Workload Mobility and Disaster Recovery : Service Definition : 2.1 Service Offering Overview : 2.1.3 Virtual Machine Replication
   
2.1.3 Virtual Machine Replication
Replication of virtual machines to the target data center is key for the disaster recovery solution. With a disaster recovery solution, there are typically two types of replication available:
Storage-based replication – This type of replication enables the storage layer to replicate the data directly to another storage subsystem located on the target site. This typically requires the same specification of storage hardware at each side of replication.
Virtual machine replication – VMware vSphere® Replication™ enabled through the vSphere hypervisor allows the provider to offer storage subsystem-agnostic replication between environments. The vSphere environments on each side must be vSphere Replication compatible.
With this solution provided to end customers who might have different storage architectures than those offered by the cloud provider, the best option is to leverage a vSphere Replication based architecture. In this reference architecture, Rainpole Inc. will use vSphere Replication as the replication service between the on-premises site and the VMware Cloud Provider.
The key replication services are as follows:
VM protection granularity – The end-user can self-service configure replication of any virtual machine within their source VMware vCenter Server®.

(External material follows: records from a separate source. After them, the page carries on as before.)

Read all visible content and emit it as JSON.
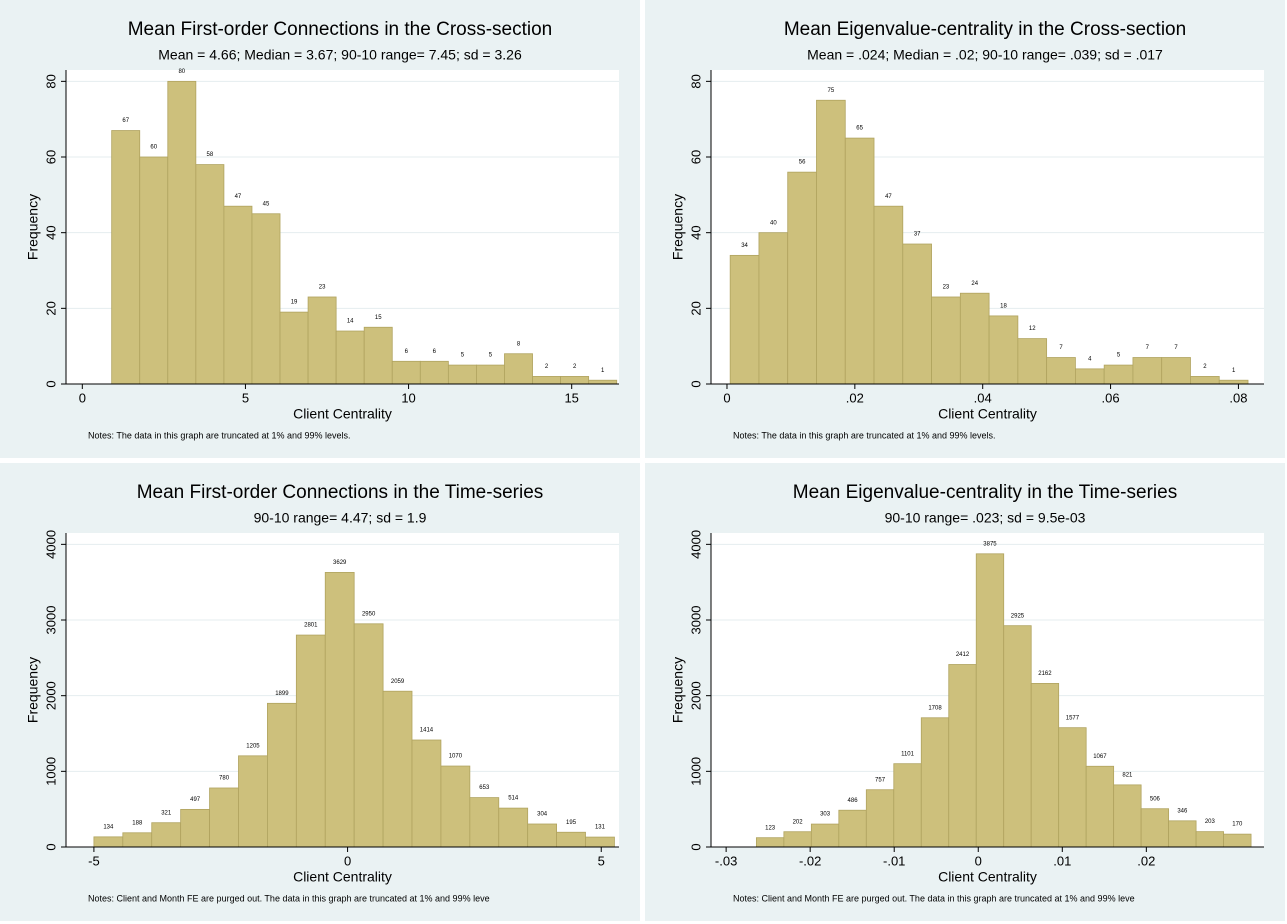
{
  "chart_data": [
    {
      "type": "histogram",
      "title": "Mean First-order Connections in the Cross-section",
      "subtitle": "Mean = 4.66;   Median = 3.67;   90-10 range= 7.45;   sd =  3.26",
      "x_label": "Client Centrality",
      "y_label": "Frequency",
      "note": "Notes: The data in this graph are truncated at 1% and 99% levels.",
      "bins": [
        0.9,
        1.76,
        2.62,
        3.48,
        4.34,
        5.2,
        6.06,
        6.92,
        7.78,
        8.64,
        9.5,
        10.36,
        11.22,
        12.08,
        12.94,
        13.8,
        14.66,
        15.52,
        16.38
      ],
      "values": [
        67,
        60,
        80,
        58,
        47,
        45,
        19,
        23,
        14,
        15,
        6,
        6,
        5,
        5,
        8,
        2,
        2,
        1
      ],
      "color": "#cdc07c",
      "xlim": [
        -0.5,
        16.45
      ],
      "xticks": [
        0,
        5,
        10,
        15
      ],
      "ylim": [
        0,
        83
      ],
      "yticks": [
        0,
        20,
        40,
        60,
        80
      ],
      "grid": true
    },
    {
      "type": "histogram",
      "title": "Mean Eigenvalue-centrality in the Cross-section",
      "subtitle": "Mean = .024;   Median =  .02;   90-10 range= .039;   sd =  .017",
      "x_label": "Client Centrality",
      "y_label": "Frequency",
      "note": "Notes: The data in this graph are truncated at 1% and 99% levels.",
      "bins": [
        0.0005,
        0.005,
        0.0095,
        0.014,
        0.0185,
        0.023,
        0.0275,
        0.032,
        0.0365,
        0.041,
        0.0455,
        0.05,
        0.0545,
        0.059,
        0.0635,
        0.068,
        0.0725,
        0.077,
        0.0815
      ],
      "values": [
        34,
        40,
        56,
        75,
        65,
        47,
        37,
        23,
        24,
        18,
        12,
        7,
        4,
        5,
        7,
        7,
        2,
        1
      ],
      "color": "#cdc07c",
      "xlim": [
        -0.0025,
        0.084
      ],
      "xticks": [
        0,
        {
          "value": 0.02,
          "label": ".02"
        },
        {
          "value": 0.04,
          "label": ".04"
        },
        {
          "value": 0.06,
          "label": ".06"
        },
        {
          "value": 0.08,
          "label": ".08"
        }
      ],
      "ylim": [
        0,
        83
      ],
      "yticks": [
        0,
        20,
        40,
        60,
        80
      ],
      "grid": true
    },
    {
      "type": "histogram",
      "title": "Mean First-order Connections in the Time-series",
      "subtitle": "90-10 range= 4.47;   sd =   1.9",
      "x_label": "Client Centrality",
      "y_label": "Frequency",
      "note": "Notes: Client and Month FE are purged out. The data in this graph are truncated at 1% and 99% leve",
      "bins": [
        -5,
        -4.43,
        -3.86,
        -3.29,
        -2.72,
        -2.15,
        -1.58,
        -1.01,
        -0.44,
        0.13,
        0.7,
        1.27,
        1.84,
        2.41,
        2.98,
        3.55,
        4.12,
        4.69,
        5.26
      ],
      "values": [
        134,
        188,
        321,
        497,
        780,
        1205,
        1899,
        2801,
        3629,
        2950,
        2059,
        1414,
        1070,
        653,
        514,
        304,
        195,
        131
      ],
      "color": "#cdc07c",
      "xlim": [
        -5.55,
        5.35
      ],
      "xticks": [
        -5,
        0,
        5
      ],
      "ylim": [
        0,
        4150
      ],
      "yticks": [
        0,
        1000,
        2000,
        3000,
        4000
      ],
      "grid": true
    },
    {
      "type": "histogram",
      "title": "Mean Eigenvalue-centrality in the Time-series",
      "subtitle": "90-10 range= .023;   sd = 9.5e-03",
      "x_label": "Client Centrality",
      "y_label": "Frequency",
      "note": "Notes: Client and Month FE are purged out. The data in this graph are truncated at 1% and 99% leve",
      "bins": [
        -0.0264,
        -0.02313,
        -0.01986,
        -0.01659,
        -0.01332,
        -0.01005,
        -0.00678,
        -0.00351,
        -0.00024,
        0.00303,
        0.0063,
        0.00957,
        0.01284,
        0.01611,
        0.01938,
        0.02265,
        0.02592,
        0.02919,
        0.03246
      ],
      "values": [
        123,
        202,
        303,
        486,
        757,
        1101,
        1708,
        2412,
        3875,
        2925,
        2162,
        1577,
        1067,
        821,
        506,
        346,
        203,
        170
      ],
      "color": "#cdc07c",
      "xlim": [
        -0.0318,
        0.034
      ],
      "xticks": [
        {
          "value": -0.03,
          "label": "-.03"
        },
        {
          "value": -0.02,
          "label": "-.02"
        },
        {
          "value": -0.01,
          "label": "-.01"
        },
        0,
        {
          "value": 0.01,
          "label": ".01"
        },
        {
          "value": 0.02,
          "label": ".02"
        }
      ],
      "ylim": [
        0,
        4150
      ],
      "yticks": [
        0,
        1000,
        2000,
        3000,
        4000
      ],
      "grid": true
    }
  ]
}
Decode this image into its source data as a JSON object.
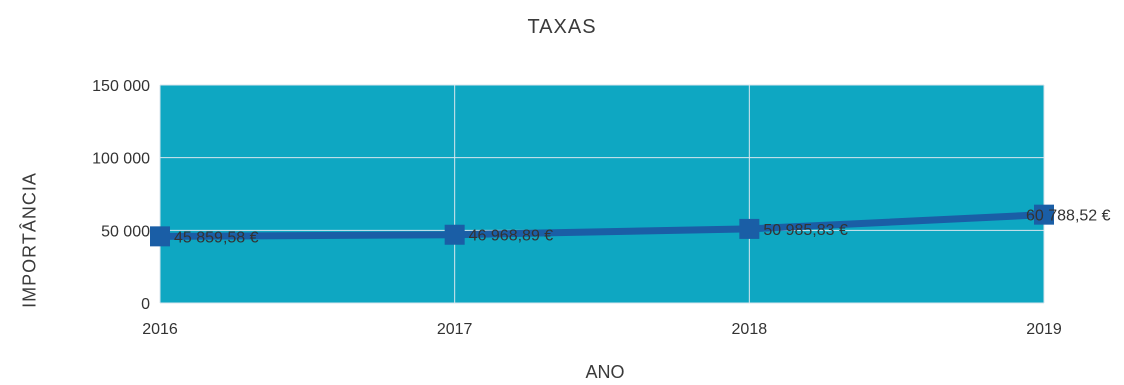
{
  "chart_data": {
    "type": "line",
    "title": "TAXAS",
    "xlabel": "ANO",
    "ylabel": "IMPORTÂNCIA",
    "categories": [
      "2016",
      "2017",
      "2018",
      "2019"
    ],
    "ylim": [
      0,
      150000
    ],
    "yticks": [
      0,
      50000,
      100000,
      150000
    ],
    "ytick_labels": [
      "0",
      "50 000",
      "100 000",
      "150 000"
    ],
    "series": [
      {
        "values": [
          45859.58,
          46968.89,
          50985.83,
          60788.52
        ],
        "data_labels": [
          "45 859,58 €",
          "46 968,89 €",
          "50 985,83 €",
          "60 788,52 €"
        ]
      }
    ],
    "grid": true,
    "colors": {
      "plot_background": "#0ea7c2",
      "line": "#1a5ea6",
      "marker": "#1a5ea6",
      "grid": "#d8e6ee",
      "tick_text": "#333333"
    }
  }
}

RPO definition – The replication engine (vSphere Replication) allows the end customer to self-service the required RPOs between 15 minutes and 24 hours for their source virtual machines.
Point-in-time recovery – PITR allows the end customer to take periodic snapshots of virtual machines which can be recovered. To use this option, you must manually revert the machine back to the snapshot after recovery.
Note RPO policy compliance is dependent on the bandwidth available between the end customer source data center and the VMware Cloud Provider Program DRaaS hosting provider.